Last Cab to Darwin’s Mark Coles Smith and Looking for Grace’s Odessa Young have won the inaugural Sirius Award presented by the Casting Guild of Australia.

The annual award was created to recognise Australia’s top 10 emerging actors, modelled on the Berlin Film Festival’s Shooting Stars initiative.

“The list of the next big things, actors whose careers will pop overseas in the very near future, was chosen by full-time casting directors, not a celebrity list of actors," CGA president Greg Apps tells IF. "We wanted to claim ownership of our rising stars before the US does."

Dr George Miller presented the Sirius award at the ceremony in Sydney on Monday night hosted by Sarah Snook and Ewen Leslie.

Apps said Coles Smith and Young were the two stand outs, particularly considering how far their careers had advanced over the past 12 months.

Coles Smith’s credits include Pawno, Beneath Hill 60, the Melbourne-shot Universal cable series Hunters, Old School and The Gods of Wheat Street. Young’s credits include The Daughter, My House, Wonderland and The Moodys.

The other nominees were Abbey Lee, Alexander England, Andrea Demetriades, Rahel Romahn, Benedict Hardie, Thomas Cocquerel, Olivia de Jonge and Zahra Newman.

Kirsty McGregor collected the award for best casting for a feature for Last Cab to Darwin. The other feature nominees were Mad Max: Fury Road and Holding the Man.

Best casting for a telemovie or short form TV series went to Anousha Zarkesh for Redfern Now.
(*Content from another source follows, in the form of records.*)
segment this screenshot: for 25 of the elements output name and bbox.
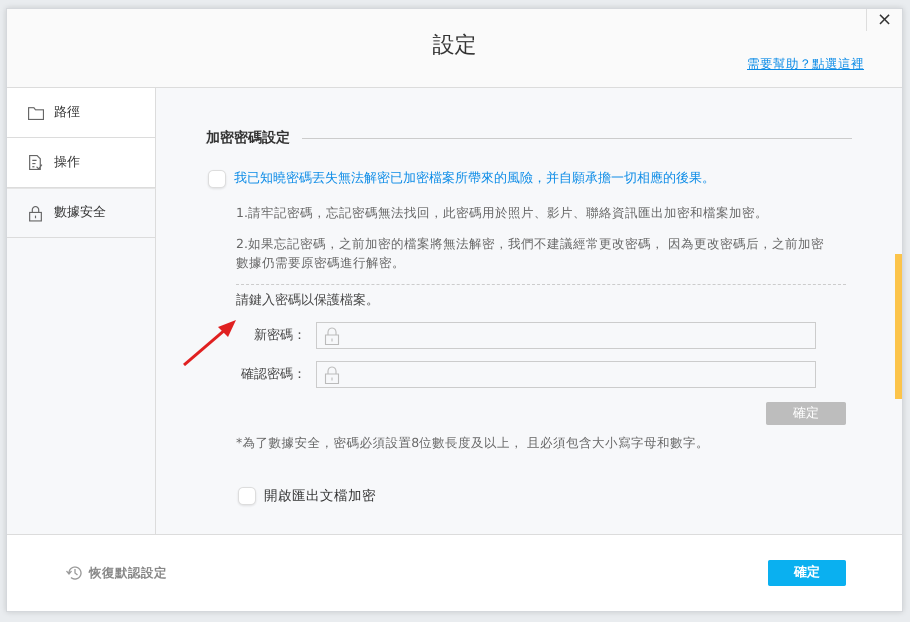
consent-label: 我已知曉密碼丟失無法解密已加密檔案所帶來的風險，并自願承擔一切相應的後果。	[234, 170, 715, 188]
reset-button[interactable]: 恢復默認設定	[65, 563, 167, 583]
password-field[interactable]	[316, 322, 816, 349]
field-label: 確認密碼：	[240, 366, 307, 384]
lock-icon	[323, 326, 341, 346]
note-text: 2.如果忘記密碼，之前加密的檔案將無法解密，我們不建議經常更改密碼， 因為更改密碼后，之前加密數據仍需要原密碼進行解密。	[236, 234, 825, 272]
checkbox[interactable]	[238, 487, 256, 506]
dialog-title: 設定	[432, 32, 476, 60]
folder-icon	[27, 104, 44, 121]
sidebar-item[interactable]: 數據安全	[7, 188, 156, 238]
section-heading: 加密密碼設定	[206, 128, 290, 148]
close-button[interactable]: ×	[866, 9, 902, 31]
note-text: 1.請牢記密碼，忘記密碼無法找回，此密碼用於照片、影片、聯絡資訊匯出加密和檔案加密。	[236, 204, 769, 222]
lock-icon	[323, 364, 341, 384]
requirement-text: *為了數據安全，密碼必須設置8位數長度及以上， 且必須包含大小寫字母和數字。	[236, 434, 710, 452]
sidebar-item[interactable]: 路徑	[7, 88, 156, 138]
export-option-label: 開啟匯出文檔加密	[264, 487, 376, 506]
document-icon	[27, 154, 44, 171]
sidebar-item[interactable]: 操作	[7, 138, 156, 188]
checkbox[interactable]	[208, 170, 226, 188]
password-field[interactable]	[316, 361, 816, 388]
prompt-text: 請鍵入密碼以保護檔案。	[236, 292, 380, 310]
lock-icon	[27, 204, 44, 222]
scrollbar-thumb[interactable]	[895, 254, 902, 399]
field-label: 新密碼：	[253, 326, 307, 345]
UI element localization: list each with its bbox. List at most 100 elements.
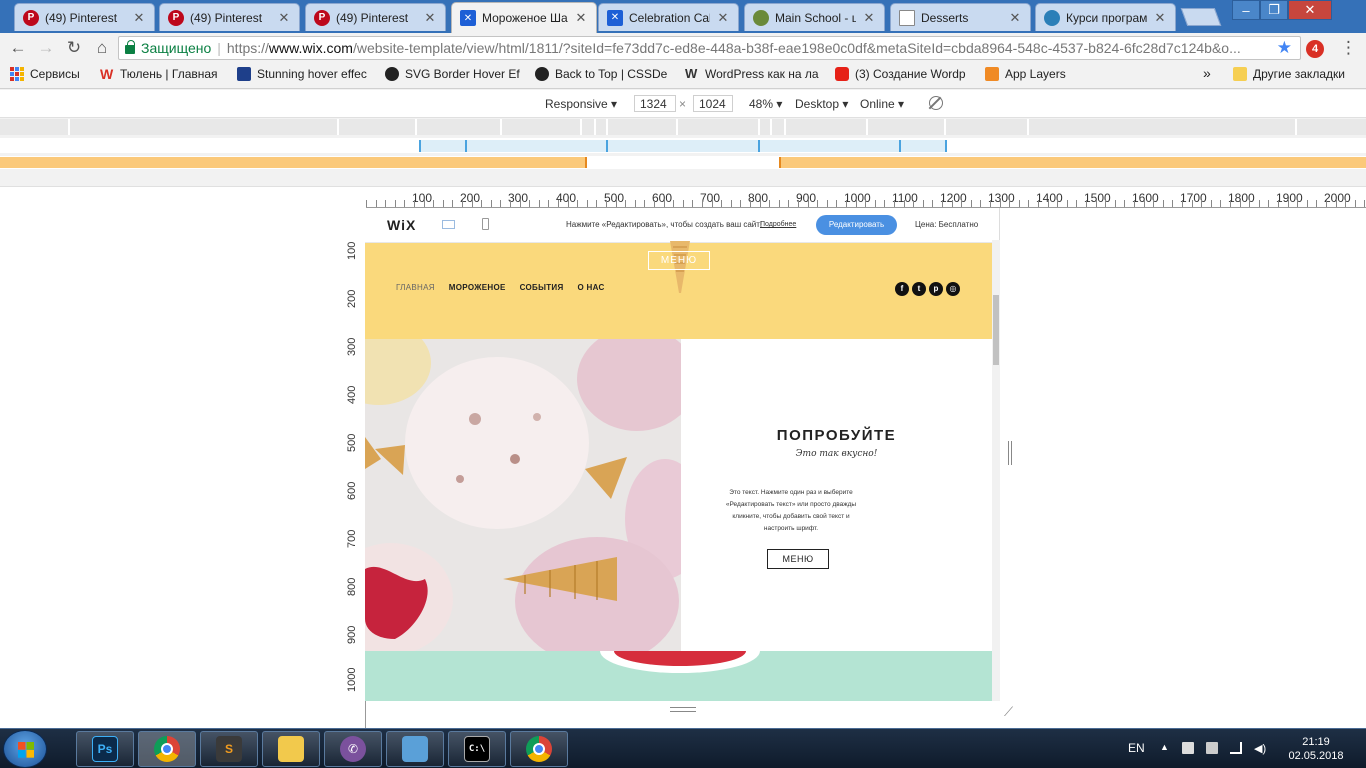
close-icon[interactable]: ✕ [1153, 10, 1167, 26]
bookmark-youtube[interactable]: (3) Создание Wordp [835, 67, 966, 81]
bookmark-svg-border[interactable]: SVG Border Hover Ef [385, 67, 520, 81]
ruler-h-label: 1400 [1036, 191, 1063, 205]
volume-icon[interactable]: ◀) [1254, 742, 1266, 755]
ruler-h-tick [1336, 200, 1337, 207]
mobile-view-icon[interactable] [482, 218, 489, 230]
tab-courses[interactable]: Курси програм ✕ [1035, 3, 1176, 31]
ruler-h-tick [673, 200, 674, 207]
new-tab-button[interactable] [1180, 8, 1222, 26]
close-icon[interactable]: ✕ [862, 10, 876, 26]
taskbar-cmd[interactable]: C:\ [448, 731, 506, 767]
nav-item-events[interactable]: СОБЫТИЯ [520, 283, 564, 292]
scrollbar-thumb[interactable] [993, 295, 999, 365]
tab-desserts[interactable]: Desserts ✕ [890, 3, 1031, 31]
start-button[interactable] [3, 730, 47, 768]
close-icon[interactable]: ✕ [423, 10, 437, 26]
taskbar-chrome-2[interactable] [510, 731, 568, 767]
device-select[interactable]: Responsive ▾ [545, 97, 617, 111]
bookmark-apps[interactable]: Сервисы [10, 67, 80, 81]
network-throttle-select[interactable]: Online ▾ [860, 97, 904, 111]
show-hidden-icons-icon[interactable]: ▲ [1160, 742, 1172, 754]
secure-indicator[interactable]: Защищено [125, 40, 211, 56]
media-query-bar-range[interactable] [0, 138, 1366, 153]
resize-handle-right[interactable] [1008, 441, 1012, 465]
close-icon[interactable]: ✕ [574, 10, 588, 26]
main-nav: ГЛАВНАЯ МОРОЖЕНОЕ СОБЫТИЯ О НАС [396, 283, 605, 292]
viewport-width-input[interactable]: 1324 [634, 95, 676, 112]
mode-select[interactable]: Desktop ▾ [795, 97, 848, 111]
emulated-viewport[interactable]: WiX Нажмите «Редактировать», чтобы созда… [365, 208, 1000, 701]
bookmark-star-icon[interactable]: ★ [1277, 38, 1292, 58]
clock[interactable]: 21:19 02.05.2018 [1286, 735, 1346, 763]
forward-icon[interactable]: → [32, 35, 60, 61]
tab-icecream-active[interactable]: ✕ Мороженое Ша ✕ [451, 2, 597, 33]
resize-handle-bottom[interactable] [670, 707, 696, 712]
tab-pinterest-3[interactable]: P (49) Pinterest ✕ [305, 3, 446, 31]
tab-pinterest-2[interactable]: P (49) Pinterest ✕ [159, 3, 300, 31]
taskbar-chrome-active[interactable] [138, 731, 196, 767]
wix-logo[interactable]: WiX [387, 217, 416, 233]
ruler-h-label: 1800 [1228, 191, 1255, 205]
bookmark-tyulen[interactable]: W Тюлень | Главная [100, 67, 218, 81]
ruler-h-label: 200 [460, 191, 481, 205]
instagram-icon[interactable]: ◎ [946, 282, 960, 296]
bookmark-back-to-top[interactable]: Back to Top | CSSDe [535, 67, 667, 81]
wix-more-link[interactable]: Подробнее [760, 221, 796, 228]
tab-celebration[interactable]: ✕ Celebration Cak ✕ [598, 3, 739, 31]
language-indicator[interactable]: EN [1128, 741, 1145, 755]
nav-item-about[interactable]: О НАС [578, 283, 605, 292]
maximize-button[interactable]: ❐ [1260, 0, 1288, 20]
rotate-icon[interactable] [929, 96, 943, 110]
ruler-h-tick [923, 200, 924, 207]
flag-icon[interactable] [1182, 742, 1194, 754]
taskbar-sublime[interactable]: S [200, 731, 258, 767]
close-icon[interactable]: ✕ [1008, 10, 1022, 26]
ruler-h-tick [462, 200, 463, 207]
viewport-height-input[interactable]: 1024 [693, 95, 733, 112]
taskbar-viber[interactable]: ✆ [324, 731, 382, 767]
pinterest-icon[interactable]: p [929, 282, 943, 296]
minimize-button[interactable]: – [1232, 0, 1260, 20]
home-icon[interactable]: ⌂ [88, 35, 116, 61]
device-icon[interactable] [1206, 742, 1218, 754]
close-icon[interactable]: ✕ [132, 10, 146, 26]
ruler-h-label: 1900 [1276, 191, 1303, 205]
other-bookmarks[interactable]: Другие закладки [1233, 67, 1345, 81]
bookmarks-overflow-button[interactable]: » [1203, 65, 1211, 81]
wix-edit-button[interactable]: Редактировать [816, 215, 897, 235]
nav-item-home[interactable]: ГЛАВНАЯ [396, 283, 435, 292]
tab-title: (49) Pinterest [45, 10, 118, 25]
media-query-bar-min[interactable] [0, 156, 1366, 169]
desktop-view-icon[interactable] [442, 220, 455, 229]
taskbar-control-panel[interactable] [386, 731, 444, 767]
facebook-icon[interactable]: f [895, 282, 909, 296]
media-query-bar-max[interactable] [0, 119, 1366, 135]
resize-handle-corner[interactable]: ⟋ [1004, 704, 1013, 720]
zoom-select[interactable]: 48% ▾ [749, 97, 782, 111]
nav-item-icecream[interactable]: МОРОЖЕНОЕ [449, 283, 506, 292]
bookmark-app-layers[interactable]: App Layers [985, 67, 1066, 81]
close-icon[interactable]: ✕ [277, 10, 291, 26]
reload-icon[interactable]: ↻ [60, 35, 88, 61]
hero-menu-button[interactable]: МЕНЮ [767, 549, 829, 569]
taskbar-explorer[interactable] [262, 731, 320, 767]
site-icon [237, 67, 251, 81]
taskbar-photoshop[interactable]: Ps [76, 731, 134, 767]
back-icon[interactable]: ← [4, 35, 32, 61]
address-bar[interactable]: Защищено | https:// www.wix.com /website… [118, 36, 1301, 60]
close-icon[interactable]: ✕ [716, 10, 730, 26]
header-menu-button[interactable]: МЕНЮ [648, 251, 710, 270]
close-window-button[interactable]: ✕ [1288, 0, 1332, 20]
bookmark-hover-effects[interactable]: Stunning hover effec [237, 67, 367, 81]
tab-pinterest-1[interactable]: P (49) Pinterest ✕ [14, 3, 155, 31]
opera-extension-icon[interactable]: 4 [1306, 40, 1324, 58]
network-icon[interactable] [1230, 742, 1242, 754]
ruler-h-tick [846, 200, 847, 207]
bookmark-wordpress[interactable]: W WordPress как на ла [685, 67, 819, 82]
browser-menu-icon[interactable]: ⋮ [1340, 38, 1357, 58]
twitter-icon[interactable]: t [912, 282, 926, 296]
ruler-h-tick [1182, 200, 1183, 207]
tab-main-school[interactable]: Main School - ш ✕ [744, 3, 885, 31]
viewport-scrollbar[interactable] [992, 240, 1000, 701]
ruler-h-tick [856, 200, 857, 207]
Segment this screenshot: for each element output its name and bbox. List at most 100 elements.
Alison Telford won best casting for a TV series for Please Like Me.

There was a tie for best casting in a TVC or TVC campaign between Natalie Jane Harvie for the University of Western Sydney’s Deng Adut (highlighting the work of the community leader and lawyer who came to Australia as a refugee after being a child soldier in Sudan) and Kirsty McGregor and Stevie Ray for Qantas’ Feels Like Home.